Frequently asked questions
How to read a Louis Vuitton date code?
The date code is read in two parts: the 2 letters indicate the factory and the numbers the production date. The format has changed over time—for example, from 1990 to 2006, the 1st and 3rd digits give the month and the 2nd and 4th the year. Since March 2021, an invisible RFID chip replaces the visible code.
Does a real Louis Vuitton always have a date code?
Not always. Bags made before 1980 do not have one and are dated by the model and hardware. Since 1980, almost all have one, but since March 2021 it has been replaced by an invisible RFID chip. The absence of a visible code is therefore not, in itself, a sign of counterfeiting.

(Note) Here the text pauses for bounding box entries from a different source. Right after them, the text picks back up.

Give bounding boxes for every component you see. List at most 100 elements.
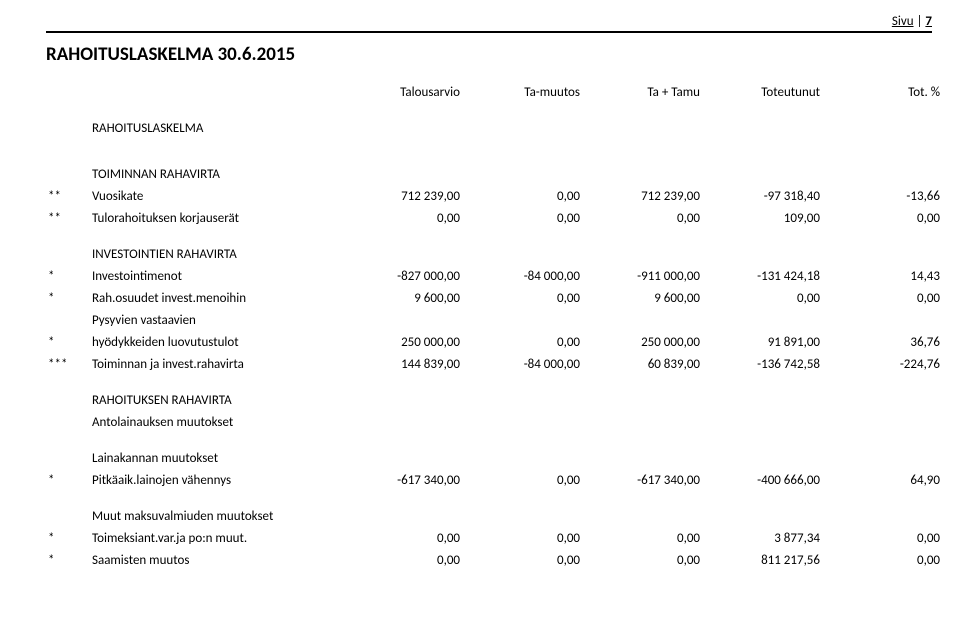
section-heading-blank <box>586 412 706 434</box>
section-heading-blank <box>466 448 586 470</box>
row-value-3: -400 666,00 <box>706 470 826 492</box>
section-heading-blank <box>586 244 706 266</box>
spacer <box>466 492 586 506</box>
column-header-3: Toteutunut <box>706 82 826 104</box>
section-heading-blank <box>586 506 706 528</box>
spacer <box>346 230 466 244</box>
row-label: Tulorahoituksen korjauserät <box>90 208 346 230</box>
table-row: Pysyvien vastaavien <box>46 310 946 332</box>
spacer-row <box>46 140 946 164</box>
row-value-0: 0,00 <box>346 528 466 550</box>
spacer <box>46 572 90 586</box>
column-header-blank <box>90 82 346 104</box>
spacer <box>586 492 706 506</box>
row-mark: * <box>46 470 90 492</box>
row-value-2: 712 239,00 <box>586 186 706 208</box>
section-heading-mark <box>46 164 90 186</box>
section-heading-blank <box>346 390 466 412</box>
row-value-4: 0,00 <box>826 528 946 550</box>
spacer <box>46 140 90 164</box>
row-mark: * <box>46 266 90 288</box>
row-label: Pysyvien vastaavien <box>90 310 346 332</box>
spacer <box>90 140 346 164</box>
spacer <box>466 572 586 586</box>
column-header-0: Talousarvio <box>346 82 466 104</box>
table-row: *Rah.osuudet invest.menoihin9 600,000,00… <box>46 288 946 310</box>
spacer <box>826 230 946 244</box>
row-mark: *** <box>46 354 90 376</box>
page-header-sep: | <box>914 14 926 29</box>
row-label: Toimeksiant.var.ja po:n muut. <box>90 528 346 550</box>
row-label: hyödykkeiden luovutustulot <box>90 332 346 354</box>
section-heading: Muut maksuvalmiuden muutokset <box>46 506 946 528</box>
column-header-1: Ta-muutos <box>466 82 586 104</box>
row-value-0 <box>346 310 466 332</box>
page-header: Sivu | 7 <box>46 14 932 29</box>
row-value-2: -617 340,00 <box>586 470 706 492</box>
section-heading-blank <box>466 390 586 412</box>
row-value-2: 0,00 <box>586 550 706 572</box>
spacer <box>586 376 706 390</box>
column-header-blank <box>46 82 90 104</box>
row-value-4: 14,43 <box>826 266 946 288</box>
spacer <box>706 376 826 390</box>
row-value-0: 9 600,00 <box>346 288 466 310</box>
row-value-1: 0,00 <box>466 332 586 354</box>
section-heading-blank <box>826 164 946 186</box>
row-mark <box>46 310 90 332</box>
section-heading-blank <box>826 448 946 470</box>
row-value-4: 0,00 <box>826 550 946 572</box>
row-mark: * <box>46 332 90 354</box>
section-heading-label: RAHOITUSLASKELMA <box>90 118 346 140</box>
spacer <box>586 104 706 118</box>
spacer <box>706 434 826 448</box>
spacer <box>706 230 826 244</box>
section-heading-blank <box>706 412 826 434</box>
row-value-0: 144 839,00 <box>346 354 466 376</box>
section-heading: TOIMINNAN RAHAVIRTA <box>46 164 946 186</box>
section-heading-blank <box>586 118 706 140</box>
spacer <box>46 434 90 448</box>
row-mark: * <box>46 288 90 310</box>
row-label: Rah.osuudet invest.menoihin <box>90 288 346 310</box>
row-value-1 <box>466 310 586 332</box>
column-header-row: TalousarvioTa-muutosTa + TamuToteutunutT… <box>46 82 946 104</box>
section-heading-mark <box>46 412 90 434</box>
section-heading-blank <box>466 118 586 140</box>
section-heading: RAHOITUSLASKELMA <box>46 118 946 140</box>
spacer <box>466 104 586 118</box>
row-value-2: 250 000,00 <box>586 332 706 354</box>
section-heading-blank <box>586 164 706 186</box>
row-label: Investointimenot <box>90 266 346 288</box>
row-value-2 <box>586 310 706 332</box>
row-value-3: 91 891,00 <box>706 332 826 354</box>
section-heading-label: Antolainauksen muutokset <box>90 412 346 434</box>
section-heading: Lainakannan muutokset <box>46 448 946 470</box>
column-header-2: Ta + Tamu <box>586 82 706 104</box>
section-heading-blank <box>706 164 826 186</box>
table-row: *hyödykkeiden luovutustulot 250 000,000,0… <box>46 332 946 354</box>
section-heading-blank <box>706 244 826 266</box>
spacer <box>90 492 346 506</box>
row-value-4: -224,76 <box>826 354 946 376</box>
spacer <box>826 434 946 448</box>
page-header-word: Sivu <box>892 14 914 29</box>
row-value-1: -84 000,00 <box>466 354 586 376</box>
row-value-4 <box>826 310 946 332</box>
spacer <box>90 434 346 448</box>
spacer <box>90 104 346 118</box>
table-row: *Toimeksiant.var.ja po:n muut.0,000,000,… <box>46 528 946 550</box>
row-value-2: 0,00 <box>586 528 706 550</box>
section-heading-label: Muut maksuvalmiuden muutokset <box>90 506 346 528</box>
table-row: ***Toiminnan ja invest.rahavirta144 839,… <box>46 354 946 376</box>
table-row: *Saamisten muutos0,000,000,00811 217,560… <box>46 550 946 572</box>
table-row: **Vuosikate712 239,000,00712 239,00-97 3… <box>46 186 946 208</box>
page: Sivu | 7 RAHOITUSLASKELMA 30.6.2015 Talo… <box>0 0 960 632</box>
section-heading-blank <box>346 412 466 434</box>
section-heading-blank <box>346 164 466 186</box>
spacer <box>466 434 586 448</box>
row-value-3: -136 742,58 <box>706 354 826 376</box>
section-heading-label: INVESTOINTIEN RAHAVIRTA <box>90 244 346 266</box>
section-heading-blank <box>706 118 826 140</box>
spacer <box>466 230 586 244</box>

Where are authentic Louis Vuitton bags made?
Louis Vuitton manufactures in France, but also in Spain, Italy, Germany, Switzerland, and the United States. The 2 letters of the date code identify the country and the production factory—some letters having been reused between several countries over the years.
What color are the stitches on a real Louis Vuitton?
The stitching on an authentic Louis Vuitton is done with mustard yellow thread, not bright yellow or light beige. They are perfectly regular, with the same number of stitches on each side of the bag. Uneven stitching or incorrect thread color often indicate a counterfeit.
What is the Entrupy certificate?
Entrupy is an AI-powered authentication technology that analyzes the fibers and materials of the bag at a microscopic level, then issues a digital certificate of authenticity. At Le Comptoir Vintage, we use it for items over €500: it is the most reliable method to date.